The data is clear: A woman could win in 2020

The recent allegations about Sen. Bernie Sanders (I-Vt.) telling Sen. Elizabeth Warren (D-Mass.), during a 2018 conversation, that a woman could not win the presidency in 2020 has raised the question of women’s electability.

Some point to the 2016 election arguing Donald Trump triggered sexism within certain voters, costing Clinton the election.

The reality is that sexism exists in the electorate, as does racism, nativism, and almost every other type of “ism” imaginable. That reality does not prevent a woman from being elected president. Campaigns are uniquely different, the electorate is changing, and there is increasing evidence that overt sexism backfires against the candidate or party appealing to it.

Trump’s victory over Clinton in 2016 was a result of many factors, not simply gender. Clinton herself often stated that she did not want people to vote with her because she was a woman. According to polling research from the Pew Research Center and the Meredith Poll, voters indicate women possess several characteristics they favor over men candidates, including the idea that women understand and relate to people more than do men and that women are more honest. Clinton, according to polls possessed neither of these traits. In an April 2016 YouGov poll, Clinton trailed Sanders on the traits of honesty and authenticity.

Clinton’s issue was not that she was a woman, but that she did not possess or demonstrate the qualities voters favor in women candidates. Framed by Donald Trump as fundamentally dishonest, “Crooked Hillary” Clinton and her campaign did not find a way to rhetorically dismiss those claims and, with few exceptions in her political career, Clinton has rarely shown empathy in ways often associated with her husband’s often quoted line “I feel your pain.”

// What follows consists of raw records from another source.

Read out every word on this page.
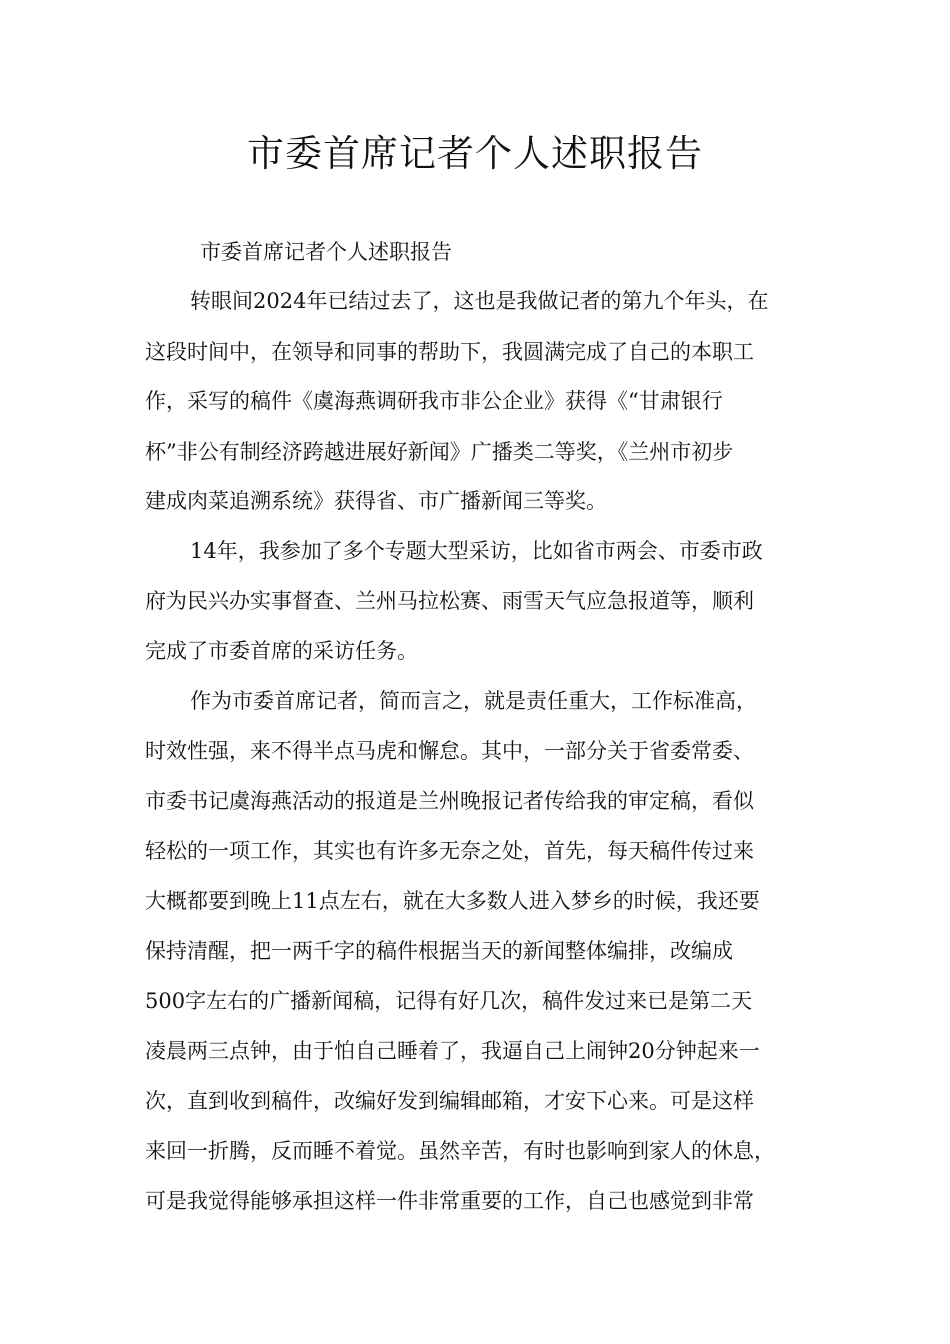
市委首席记者个人述职报告
市委首席记者个人述职报告
转眼间2024年已结过去了，这也是我做记者的第九个年头，在
这段时间中，在领导和同事的帮助下，我圆满完成了自己的本职工
作，采写的稿件《虞海燕调研我市非公企业》获得《“甘肃银行
杯”非公有制经济跨越进展好新闻》广播类二等奖，《兰州市初步
建成肉菜追溯系统》获得省、市广播新闻三等奖。
14年，我参加了多个专题大型采访，比如省市两会、市委市政
府为民兴办实事督查、兰州马拉松赛、雨雪天气应急报道等，顺利
完成了市委首席的采访任务。
作为市委首席记者，简而言之，就是责任重大，工作标准高，
时效性强，来不得半点马虎和懈怠。其中，一部分关于省委常委、
市委书记虞海燕活动的报道是兰州晚报记者传给我的审定稿，看似
轻松的一项工作，其实也有许多无奈之处，首先，每天稿件传过来
大概都要到晚上11点左右，就在大多数人进入梦乡的时候，我还要
保持清醒，把一两千字的稿件根据当天的新闻整体编排，改编成
500字左右的广播新闻稿，记得有好几次，稿件发过来已是第二天
凌晨两三点钟，由于怕自己睡着了，我逼自己上闹钟20分钟起来一
次，直到收到稿件，改编好发到编辑邮箱，才安下心来。可是这样
来回一折腾，反而睡不着觉。虽然辛苦，有时也影响到家人的休息，
可是我觉得能够承担这样一件非常重要的工作，自己也感觉到非常
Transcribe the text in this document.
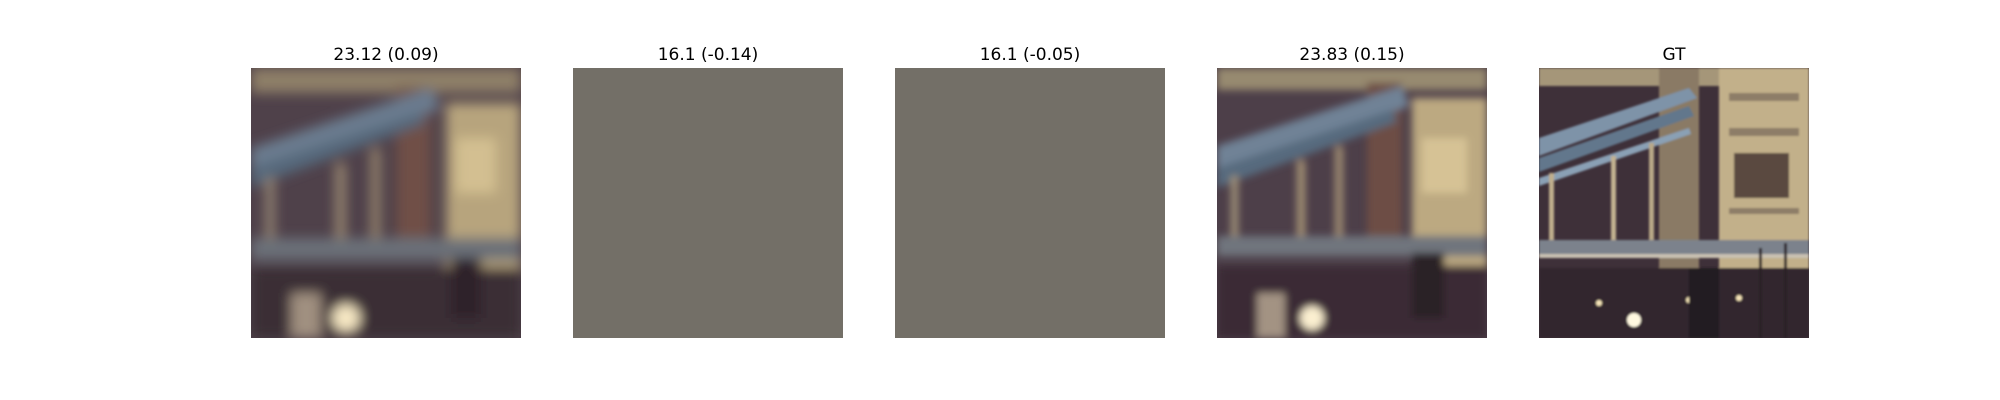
23.12 (0.09)	16.1 (-0.14)	16.1 (-0.05)	23.83 (0.15)	GT
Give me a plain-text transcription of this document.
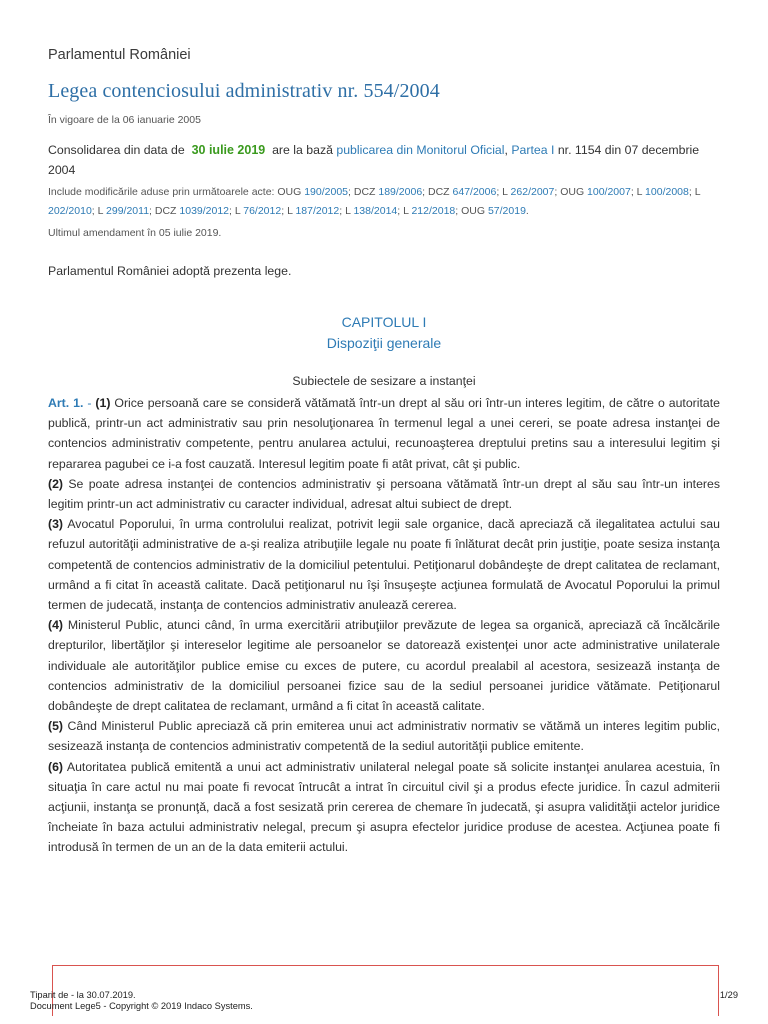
Parlamentul României
Legea contenciosului administrativ nr. 554/2004
În vigoare de la 06 ianuarie 2005
Consolidarea din data de 30 iulie 2019 are la bază publicarea din Monitorul Oficial, Partea I nr. 1154 din 07 decembrie 2004
Include modificările aduse prin următoarele acte: OUG 190/2005; DCZ 189/2006; DCZ 647/2006; L 262/2007; OUG 100/2007; L 100/2008; L 202/2010; L 299/2011; DCZ 1039/2012; L 76/2012; L 187/2012; L 138/2014; L 212/2018; OUG 57/2019.
Ultimul amendament în 05 iulie 2019.
Parlamentul României adoptă prezenta lege.
CAPITOLUL I
Dispoziţii generale
Subiectele de sesizare a instanţei

Art. 1. - (1) Orice persoană care se consideră vătămată într-un drept al său ori într-un interes legitim, de către o autoritate publică, printr-un act administrativ sau prin nesoluţionarea în termenul legal a unei cereri, se poate adresa instanţei de contencios administrativ competente, pentru anularea actului, recunoaşterea dreptului pretins sau a interesului legitim şi repararea pagubei ce i-a fost cauzată. Interesul legitim poate fi atât privat, cât şi public.

(2) Se poate adresa instanţei de contencios administrativ şi persoana vătămată într-un drept al său sau într-un interes legitim printr-un act administrativ cu caracter individual, adresat altui subiect de drept.

(3) Avocatul Poporului, în urma controlului realizat, potrivit legii sale organice, dacă apreciază că ilegalitatea actului sau refuzul autorităţii administrative de a-şi realiza atribuţiile legale nu poate fi înlăturat decât prin justiţie, poate sesiza instanţa competentă de contencios administrativ de la domiciliul petentului. Petiţionarul dobândeşte de drept calitatea de reclamant, urmând a fi citat în această calitate. Dacă petiţionarul nu îşi însuşeşte acţiunea formulată de Avocatul Poporului la primul termen de judecată, instanţa de contencios administrativ anulează cererea.

(4) Ministerul Public, atunci când, în urma exercitării atribuţiilor prevăzute de legea sa organică, apreciază că încălcările drepturilor, libertăţilor şi intereselor legitime ale persoanelor se datorează existenţei unor acte administrative unilaterale individuale ale autorităţilor publice emise cu exces de putere, cu acordul prealabil al acestora, sesizează instanţa de contencios administrativ de la domiciliul persoanei fizice sau de la sediul persoanei juridice vătămate. Petiţionarul dobândeşte de drept calitatea de reclamant, urmând a fi citat în această calitate.

(5) Când Ministerul Public apreciază că prin emiterea unui act administrativ normativ se vătămă un interes legitim public, sesizează instanţa de contencios administrativ competentă de la sediul autorităţii publice emitente.

(6) Autoritatea publică emitentă a unui act administrativ unilateral nelegal poate să solicite instanţei anularea acestuia, în situaţia în care actul nu mai poate fi revocat întrucât a intrat în circuitul civil şi a produs efecte juridice. În cazul admiterii acţiunii, instanţa se pronunţă, dacă a fost sesizată prin cererea de chemare în judecată, şi asupra validităţii actelor juridice încheiate în baza actului administrativ nelegal, precum şi asupra efectelor juridice produse de acestea. Acţiunea poate fi introdusă în termen de un an de la data emiterii actului.

Tiparit de - la 30.07.2019.
Document Lege5 - Copyright © 2019 Indaco Systems.
1/29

Even some Democratic voters — up to one-quarter of them — are more sexist than the average American, according to two recent surveys conducted by YouGov’s director of scientific research Sam Luks and his colleague from Tufts University Brian Schaffner. They do say that 75 percent of Democratic voters are below the average of all Americans on the hostile sexism scale.

The most powerful evidence for the argument that a woman could be elected president in 2020 and beyond comes from the changing electorate. Political scientists, such as Gary Jacobson, argued Gen Z and millennial generations have been socialized into politics differently, especially during the Obama presidency, so that they view politics differently than previous generations.

In research with my colleague Whitney Manzo, we have found that members of the Gen Z and millennial generations are about 20 percent more favorable to women as political leaders. Even more significantly, voters in these groups are more interested in the qualities they see women as possessing more than men — such as empathy and the ability to compromise— even more than older generations of voters. Given that members of these generations will make up about 37 percent of the electorate in 2020, according to Pew, these attitudes about women leaders are significant.

Because the electorate is changing and younger voters with their more progressive attitudes are becoming a more significant force in electoral politics, the overt sexism used in the 2016 campaign may damage Republicans and Donald Trump in 2020. Evidence from the 2018 elections suggest that Trump’s sexist campaign and statements he has made in the White House may have cost Republicans races that they could have otherwise won. Tufts’ Brian Schaffner argues that this sexism has created a branding problem for the Republican Party among some Republican and Republican-leaning voters. Recent polling by CNN and other organizations suggest that the gender gap is growing for Trump and may reach historic levels in 2020. Even Republican and Republican-leaning women, particularly those with college educations, appear turned off by Trump’s constant attacks on women.

With three women remaining in the Democratic presidential process, there is the possibility that the 2020 general election will have another matchup between a man and woman representing the major political parties. Each of the remaining Democratic women —Warren, Sen. Amy Klobuchar (D-Minn.) and Rep. Tulsi Gabbard (D-Hawaii) — have their particular challenges in a potential matchup with Donald Trump. This year, gender is not one of them.